Auburn stole from LSU this winter when it plucked defensive coordinator Kevin Steele away from Baton Rouge to serve as Will Muschamp‘s replacement. Now LSU has struck back.
LSU announced Sunday it had hired Auburn co-offensive coordinator/wide receivers coach Dameyune Craig as its new wide receivers coach.
“Dameyune is a quarterback by nature so he’s going to be a tremendous asset to us in all phases of the passing game,” LSU head coach Les Miles said in a statement. “He coached a Heisman Trophy winning quarterback at Florida State and developed some outstanding receivers at Auburn.
“He comes to us with great coaching credentials as well as being a proven recruiter. We look forward to the contributions that he’s going to bring to our football program.”
Craig, a Mobile, Ala., native and former Auburn quarterback, is not long on experience as a major-college assistant, only joining a Power 5 school in 2010 at Florida State, but has garnered a reputation as a strong recruiter. He was named the ACC’s Recruiter of the Year in 2012.
Recruiting laymen may recall Craig’s name from the 2014 BCS National Championship, when Florida State receivers accused him of stealing the Seminoles’ signals. Craig was Florida State’s quarterbacks coach from 2010-12.
“They had a couple of our signals a couple times and were getting to them. That happens, people do it, and that’s our fault,” Florida State head coach Jimbo Fisher said following FSU’s title-game win. “You’ve got to change them, constantly rotate them, being able to get them in different ways. That’s part of the game. I don’t have a problem with that.”
“I want to thank the Auburn family for all of their love and support over the years,” Craig said. “My decision to make this career move is in no way a reflection of Auburn or the Auburn family. It is strictly a professional decision. It’s about growing as a coach and, hopefully, one day becoming a head coach.
Craig spent the 2004 season at LSU as a graduate assistant, then followed Nick Saban and his staff to the Miami Dolphins in 2005. From there he spent two seasons as the quarterbacks coach at Tuskegee and another two years coaching wide receivers at South Alabama before joining Fisher’s staff in Tallahassee.
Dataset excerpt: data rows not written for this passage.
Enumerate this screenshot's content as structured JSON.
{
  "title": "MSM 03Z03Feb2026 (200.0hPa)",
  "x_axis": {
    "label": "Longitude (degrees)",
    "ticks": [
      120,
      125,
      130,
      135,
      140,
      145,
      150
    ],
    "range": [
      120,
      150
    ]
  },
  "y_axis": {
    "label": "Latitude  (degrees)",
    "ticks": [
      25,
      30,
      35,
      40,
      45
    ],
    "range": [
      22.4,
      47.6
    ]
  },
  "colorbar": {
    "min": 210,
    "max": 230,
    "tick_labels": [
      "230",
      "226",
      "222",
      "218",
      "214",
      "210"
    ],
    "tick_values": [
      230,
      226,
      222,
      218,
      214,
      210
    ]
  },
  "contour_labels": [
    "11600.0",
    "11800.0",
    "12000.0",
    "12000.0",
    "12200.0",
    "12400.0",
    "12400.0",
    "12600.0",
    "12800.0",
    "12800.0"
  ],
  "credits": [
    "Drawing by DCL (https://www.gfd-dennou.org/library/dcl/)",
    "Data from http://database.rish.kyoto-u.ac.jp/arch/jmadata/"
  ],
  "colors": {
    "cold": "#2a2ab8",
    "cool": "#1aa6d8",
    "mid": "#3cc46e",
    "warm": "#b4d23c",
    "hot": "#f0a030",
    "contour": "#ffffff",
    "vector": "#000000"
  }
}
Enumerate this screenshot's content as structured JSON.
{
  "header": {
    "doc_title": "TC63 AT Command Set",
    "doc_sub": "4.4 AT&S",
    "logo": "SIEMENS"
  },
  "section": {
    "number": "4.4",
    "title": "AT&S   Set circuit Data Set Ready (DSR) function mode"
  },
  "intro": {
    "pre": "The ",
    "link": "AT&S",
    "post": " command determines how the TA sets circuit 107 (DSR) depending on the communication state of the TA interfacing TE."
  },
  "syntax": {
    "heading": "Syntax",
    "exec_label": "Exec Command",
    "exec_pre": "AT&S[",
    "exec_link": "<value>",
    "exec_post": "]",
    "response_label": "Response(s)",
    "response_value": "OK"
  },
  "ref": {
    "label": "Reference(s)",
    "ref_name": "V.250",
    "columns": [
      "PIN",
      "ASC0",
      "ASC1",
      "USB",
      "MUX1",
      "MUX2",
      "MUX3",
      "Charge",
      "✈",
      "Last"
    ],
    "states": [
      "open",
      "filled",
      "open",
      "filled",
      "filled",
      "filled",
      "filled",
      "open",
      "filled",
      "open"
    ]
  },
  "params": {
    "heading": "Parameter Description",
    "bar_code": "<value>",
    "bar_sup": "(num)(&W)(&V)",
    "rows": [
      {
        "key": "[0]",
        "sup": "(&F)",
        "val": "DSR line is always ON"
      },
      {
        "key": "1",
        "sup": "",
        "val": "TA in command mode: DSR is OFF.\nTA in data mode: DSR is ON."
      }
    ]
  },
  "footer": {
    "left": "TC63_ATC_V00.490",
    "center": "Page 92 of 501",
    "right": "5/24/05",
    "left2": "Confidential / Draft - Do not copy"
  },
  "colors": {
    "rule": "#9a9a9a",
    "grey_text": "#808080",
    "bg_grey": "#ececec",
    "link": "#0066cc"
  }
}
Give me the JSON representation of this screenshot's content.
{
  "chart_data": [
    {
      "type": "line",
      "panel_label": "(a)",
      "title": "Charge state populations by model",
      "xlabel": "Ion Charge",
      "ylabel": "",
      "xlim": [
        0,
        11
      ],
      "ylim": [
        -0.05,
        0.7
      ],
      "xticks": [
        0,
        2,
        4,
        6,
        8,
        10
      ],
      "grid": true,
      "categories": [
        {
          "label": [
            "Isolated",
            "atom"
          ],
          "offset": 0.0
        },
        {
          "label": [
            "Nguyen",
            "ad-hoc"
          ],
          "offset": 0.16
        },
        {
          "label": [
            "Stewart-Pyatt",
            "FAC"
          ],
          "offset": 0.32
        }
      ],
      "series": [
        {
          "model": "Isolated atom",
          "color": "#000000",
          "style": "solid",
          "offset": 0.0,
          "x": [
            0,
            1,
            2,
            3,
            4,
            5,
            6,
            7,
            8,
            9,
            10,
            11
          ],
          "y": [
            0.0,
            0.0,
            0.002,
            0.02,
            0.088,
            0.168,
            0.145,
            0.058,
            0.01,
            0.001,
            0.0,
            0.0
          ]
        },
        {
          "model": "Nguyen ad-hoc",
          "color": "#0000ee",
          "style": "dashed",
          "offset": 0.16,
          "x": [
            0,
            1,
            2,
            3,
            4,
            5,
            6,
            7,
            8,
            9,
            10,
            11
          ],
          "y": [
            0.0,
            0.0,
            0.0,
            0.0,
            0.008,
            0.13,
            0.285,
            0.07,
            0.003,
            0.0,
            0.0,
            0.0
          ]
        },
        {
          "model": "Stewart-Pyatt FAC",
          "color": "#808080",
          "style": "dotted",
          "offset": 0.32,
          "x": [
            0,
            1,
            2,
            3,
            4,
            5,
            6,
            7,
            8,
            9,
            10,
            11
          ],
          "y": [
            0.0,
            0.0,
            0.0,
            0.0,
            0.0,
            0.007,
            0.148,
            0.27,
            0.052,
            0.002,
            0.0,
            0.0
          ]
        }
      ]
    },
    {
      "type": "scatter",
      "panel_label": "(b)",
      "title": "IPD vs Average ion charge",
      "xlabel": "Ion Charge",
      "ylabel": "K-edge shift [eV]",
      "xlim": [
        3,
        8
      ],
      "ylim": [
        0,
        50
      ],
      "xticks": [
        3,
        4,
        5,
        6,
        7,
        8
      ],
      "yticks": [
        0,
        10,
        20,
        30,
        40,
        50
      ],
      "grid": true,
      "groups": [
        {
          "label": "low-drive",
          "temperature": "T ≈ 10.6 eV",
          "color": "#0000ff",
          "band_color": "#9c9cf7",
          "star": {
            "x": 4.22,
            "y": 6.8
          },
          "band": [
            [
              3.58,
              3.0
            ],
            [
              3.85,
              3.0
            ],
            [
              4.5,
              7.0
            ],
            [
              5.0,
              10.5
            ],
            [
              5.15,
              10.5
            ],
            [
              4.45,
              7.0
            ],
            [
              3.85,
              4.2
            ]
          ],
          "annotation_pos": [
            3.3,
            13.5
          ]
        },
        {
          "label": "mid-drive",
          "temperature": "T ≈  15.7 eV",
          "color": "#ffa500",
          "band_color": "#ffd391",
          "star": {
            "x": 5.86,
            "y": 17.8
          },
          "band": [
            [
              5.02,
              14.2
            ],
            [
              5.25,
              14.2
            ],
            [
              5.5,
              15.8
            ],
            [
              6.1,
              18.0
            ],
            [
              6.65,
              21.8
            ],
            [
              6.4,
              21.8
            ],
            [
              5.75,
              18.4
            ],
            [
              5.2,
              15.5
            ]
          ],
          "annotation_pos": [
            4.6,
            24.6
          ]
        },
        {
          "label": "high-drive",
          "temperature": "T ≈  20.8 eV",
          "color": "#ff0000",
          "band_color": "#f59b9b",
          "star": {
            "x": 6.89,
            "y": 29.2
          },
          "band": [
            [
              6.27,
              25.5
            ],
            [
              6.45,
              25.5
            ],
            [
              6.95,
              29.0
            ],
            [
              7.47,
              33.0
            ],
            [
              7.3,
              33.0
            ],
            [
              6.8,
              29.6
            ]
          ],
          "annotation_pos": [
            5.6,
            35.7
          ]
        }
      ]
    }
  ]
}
For Auburn, the loss of Craig continues an offseason in which the Tigers have been victims of the SEC’s insular nature. Muschamp left for the head coaching job at South Carolina and took defensive assistants Travaris Robinson and Lance Thompson with him. Craig is the eighth Auburn assistant to leave the program (by his choice or the program’s) since the end of the 2014 season, including five voluntarily after the ’15 campaign.
Many believe Auburn will likely hire former Auburn wideout and current Arizona State running backs coach Kodi Burns back to the Plains to replace him.
“I want to thank Dameyune for his contributions during the last three years and wish him and his family nothing but the best,” Auburn head coach Gus Malzahn said in a statement of his own. “We will work quickly to search for his replacement.”